Symbolism at the Opening

At the statue’s opening, the United States found itself embroiled in hundreds of labor strikes and protests, some deadly. Wealth inequality grew rapidly, and radicals protested exploitative labor policies. As unrest grew, notions of national liberty, equality and freedom seemed almost anachronistic.

Statue of Liberty post card, part of The City Reliquary Permanent Collection

Statue of Liberty post card, part of The City Reliquary Permanent Collection

Other groups who protested inequality, such as African-Americans and women’s suffrage groups, further viewed the project as a reminder of the freedoms they had been denied rather than an affirmation of a liberty that all Americans shared.

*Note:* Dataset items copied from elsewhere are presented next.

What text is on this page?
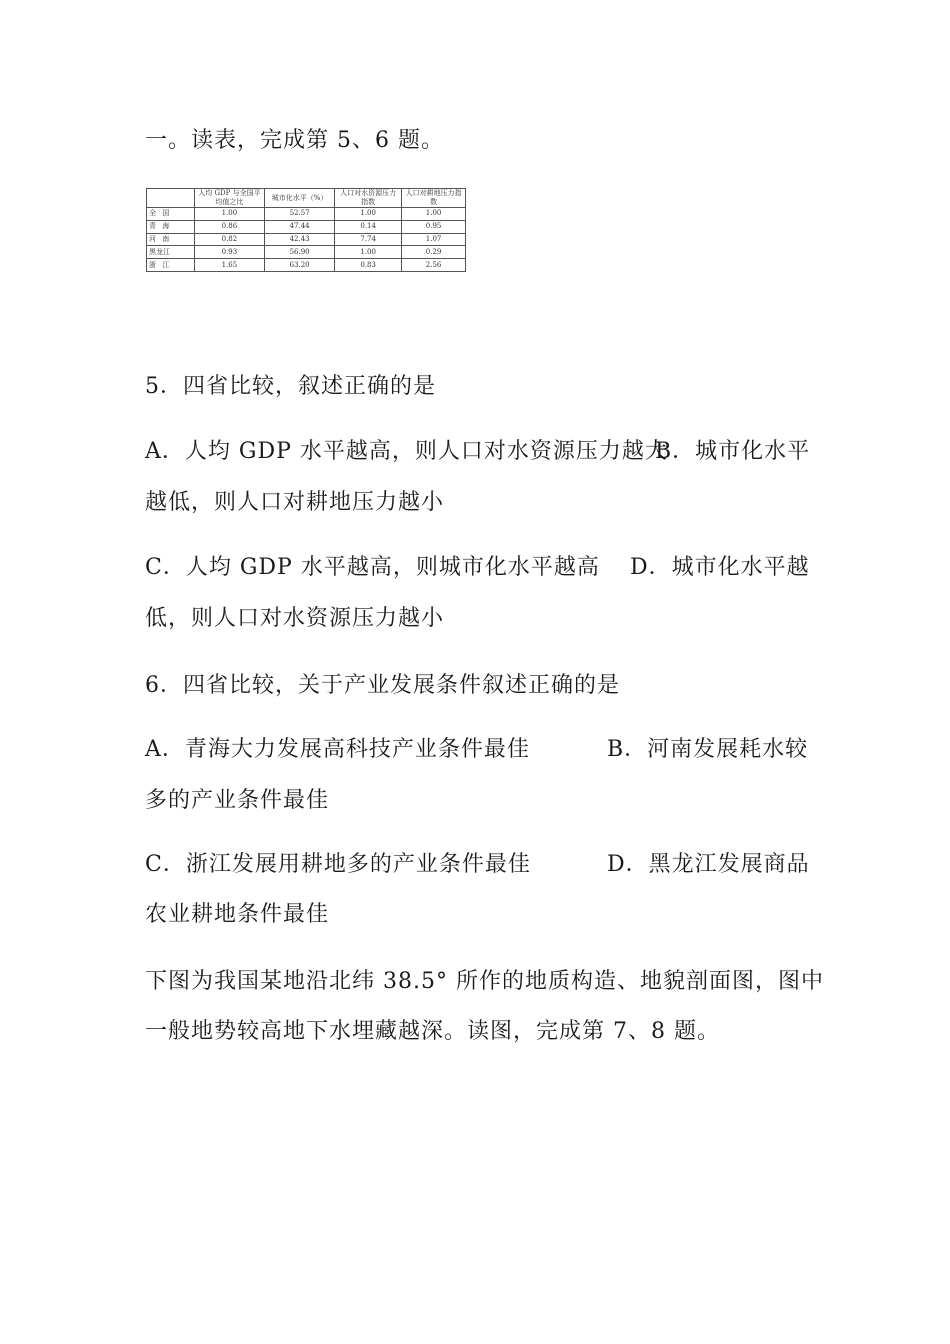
一。读表，完成第 5、6 题。
	人均 GDP 与全国平均值之比	城市化水平（%）	人口对水资源压力指数	人口对耕地压力指数
全 国	1.00	52.57	1.00	1.00
青 海	0.86	47.44	0.14	0.95
河 南	0.82	42.43	7.74	1.07
黑龙江	0.93	56.90	1.00	0.29
浙 江	1.65	63.20	0.83	2.56
5．四省比较，叙述正确的是
A．人均 GDP 水平越高，则人口对水资源压力越大
B．城市化水平
越低，则人口对耕地压力越小
C．人均 GDP 水平越高，则城市化水平越高 D．城市化水平越
低，则人口对水资源压力越小
6．四省比较，关于产业发展条件叙述正确的是
A．青海大力发展高科技产业条件最佳	B．河南发展耗水较
多的产业条件最佳
C．浙江发展用耕地多的产业条件最佳	D．黑龙江发展商品
农业耕地条件最佳
下图为我国某地沿北纬 38.5° 所作的地质构造、地貌剖面图，图中
一般地势较高地下水埋藏越深。读图，完成第 7、8 题。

An African-American newspaper, The Cleveland Gazette, perhaps best summarized this feeling in an editorial published in November of 1886:

“ Shove the Bartholdi statue, torch and all, into the ocean until the same ‘liberty’ of this country is such as to make it possible for an industrious and inoffensive colored man in the south to earn a respectable living for himself and family, without being ku-kluxed, perhaps murdered, his daughter and wife outraged, and his property destroyed. The idea of the ‘liberty’ of this country ‘enlightening the world, or even Patagonia, is ridiculous in the extreme.”

 Bartholdi’s work would become the site of symbolic battles throughout the twentieth century.